The only downside of tarsnap is that it generates keys for you, that are then used to encrypt and decrypt the stored data. Managing the keys then becomes a liability, since if an attacker gets hold of them, then they have unfettered access to all of my data, and if I ever lose the keys, then I’m locked out of everything!
Of course, the solution is to encrypt and back up the encryption keys themselves. I created separate keys for reading and writing to Tarsnap using the following commands:
tarsnap-keymgmt --outkeyfile write.key -w --passphrased --passphrase-mem 2G --passphrase-time 200 master.key
tarsnap-keymgmt --outkeyfile read.key -r --passphrased --passphrase-mem 2G --passphrase-time 200 master.key
These are encrypted with a long password (as suggested by jabberwock) and sit on each of my laptops. As for the master encryption key, I used the following commands to split it into multiple QR codes that I then printed and stored in a secure location:
split -b 1000 master.key # Produces xaa, xab, xac...

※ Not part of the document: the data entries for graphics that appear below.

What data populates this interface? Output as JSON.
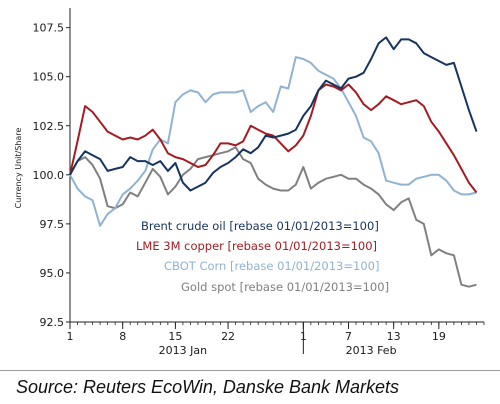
{
  "chart_data": {
    "type": "line",
    "ylabel": "Currency Unit/Share",
    "ylim": [
      92.5,
      108.5
    ],
    "y_ticks": [
      "107.5",
      "105.0",
      "102.5",
      "100.0",
      "97.5",
      "95.0",
      "92.5"
    ],
    "y_tick_values": [
      107.5,
      105.0,
      102.5,
      100.0,
      97.5,
      95.0,
      92.5
    ],
    "x_ticks": [
      "1",
      "8",
      "15",
      "22",
      "1",
      "7",
      "13",
      "19"
    ],
    "x_tick_days": [
      0,
      7,
      14,
      21,
      31,
      37,
      43,
      49
    ],
    "x_month_labels": [
      "2013 Jan",
      "2013 Feb"
    ],
    "x_month_centers": [
      15,
      40
    ],
    "xlim": [
      0,
      55
    ],
    "x": [
      0,
      1,
      2,
      3,
      4,
      5,
      6,
      7,
      8,
      9,
      10,
      11,
      12,
      13,
      14,
      15,
      16,
      17,
      18,
      19,
      20,
      21,
      22,
      23,
      24,
      25,
      26,
      27,
      28,
      29,
      30,
      31,
      32,
      33,
      34,
      35,
      36,
      37,
      38,
      39,
      40,
      41,
      42,
      43,
      44,
      45,
      46,
      47,
      48,
      49,
      50,
      51,
      52,
      53,
      54
    ],
    "series": [
      {
        "name": "Brent crude oil [rebase 01/01/2013=100]",
        "color": "#16345e",
        "values": [
          100.0,
          100.7,
          101.2,
          101.0,
          100.8,
          100.2,
          100.3,
          100.4,
          100.9,
          100.7,
          100.7,
          100.5,
          100.7,
          100.2,
          100.6,
          99.6,
          99.2,
          99.4,
          99.6,
          100.1,
          100.4,
          100.6,
          100.9,
          101.3,
          101.1,
          101.4,
          102.0,
          101.9,
          102.0,
          102.1,
          102.3,
          103.0,
          103.5,
          104.3,
          104.8,
          104.6,
          104.4,
          104.9,
          105.0,
          105.2,
          105.9,
          106.7,
          107.0,
          106.4,
          106.9,
          106.9,
          106.7,
          106.2,
          106.0,
          105.8,
          105.6,
          105.7,
          104.5,
          103.3,
          102.2
        ]
      },
      {
        "name": "LME 3M copper [rebase 01/01/2013=100]",
        "color": "#a31c22",
        "values": [
          100.0,
          101.7,
          103.5,
          103.2,
          102.7,
          102.2,
          102.0,
          101.8,
          101.9,
          101.8,
          102.0,
          102.3,
          101.8,
          101.1,
          100.9,
          100.8,
          100.6,
          100.4,
          100.5,
          101.0,
          101.6,
          101.6,
          101.5,
          101.7,
          102.5,
          102.3,
          102.1,
          102.0,
          101.6,
          101.2,
          101.5,
          102.0,
          103.0,
          104.3,
          104.6,
          104.5,
          104.3,
          104.6,
          104.2,
          103.6,
          103.3,
          103.6,
          104.0,
          103.8,
          103.6,
          103.7,
          103.8,
          103.5,
          102.7,
          102.2,
          101.6,
          101.0,
          100.3,
          99.6,
          99.1
        ]
      },
      {
        "name": "CBOT Corn [rebase 01/01/2013=100]",
        "color": "#8fb3d0",
        "values": [
          100.0,
          99.3,
          98.9,
          98.7,
          97.4,
          98.0,
          98.3,
          99.0,
          99.3,
          99.7,
          100.2,
          101.3,
          101.8,
          101.6,
          103.7,
          104.1,
          104.3,
          104.2,
          103.7,
          104.1,
          104.2,
          104.2,
          104.2,
          104.3,
          103.2,
          103.5,
          103.7,
          103.2,
          104.5,
          104.4,
          106.0,
          105.9,
          105.7,
          105.3,
          105.1,
          104.9,
          104.4,
          103.7,
          103.0,
          101.9,
          101.7,
          101.1,
          99.7,
          99.6,
          99.5,
          99.5,
          99.8,
          99.9,
          100.0,
          100.0,
          99.7,
          99.2,
          99.0,
          99.0,
          99.1
        ]
      },
      {
        "name": "Gold spot [rebase 01/01/2013=100]",
        "color": "#808080",
        "values": [
          100.0,
          100.7,
          100.9,
          100.5,
          99.8,
          98.4,
          98.3,
          98.5,
          99.1,
          98.9,
          99.6,
          100.3,
          99.9,
          99.0,
          99.4,
          100.0,
          100.3,
          100.8,
          100.9,
          101.0,
          101.1,
          101.2,
          101.4,
          100.8,
          100.6,
          99.8,
          99.5,
          99.3,
          99.2,
          99.2,
          99.5,
          100.4,
          99.3,
          99.6,
          99.8,
          99.9,
          100.0,
          99.8,
          99.8,
          99.5,
          99.3,
          99.0,
          98.5,
          98.2,
          98.6,
          98.8,
          97.7,
          97.5,
          95.9,
          96.2,
          96.0,
          95.9,
          94.4,
          94.3,
          94.4
        ]
      }
    ],
    "legend_placement": "bottom-center",
    "grid": false
  },
  "source": "Source: Reuters EcoWin, Danske Bank Markets"
}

for i in `ls ../x*`; do cat $i | qrencode -o $i.png; done
Having distinct keys for reading and writing is good because it prevents command line accidents (such as accidentally deleting an archive by specifying the wrong tar flag).
Finally, the whole caboodle is very good in terms of cost; I spend less than $0.30 per month to back up my family photos and some important documents, and all of my source code is backed up for free using Git remotes.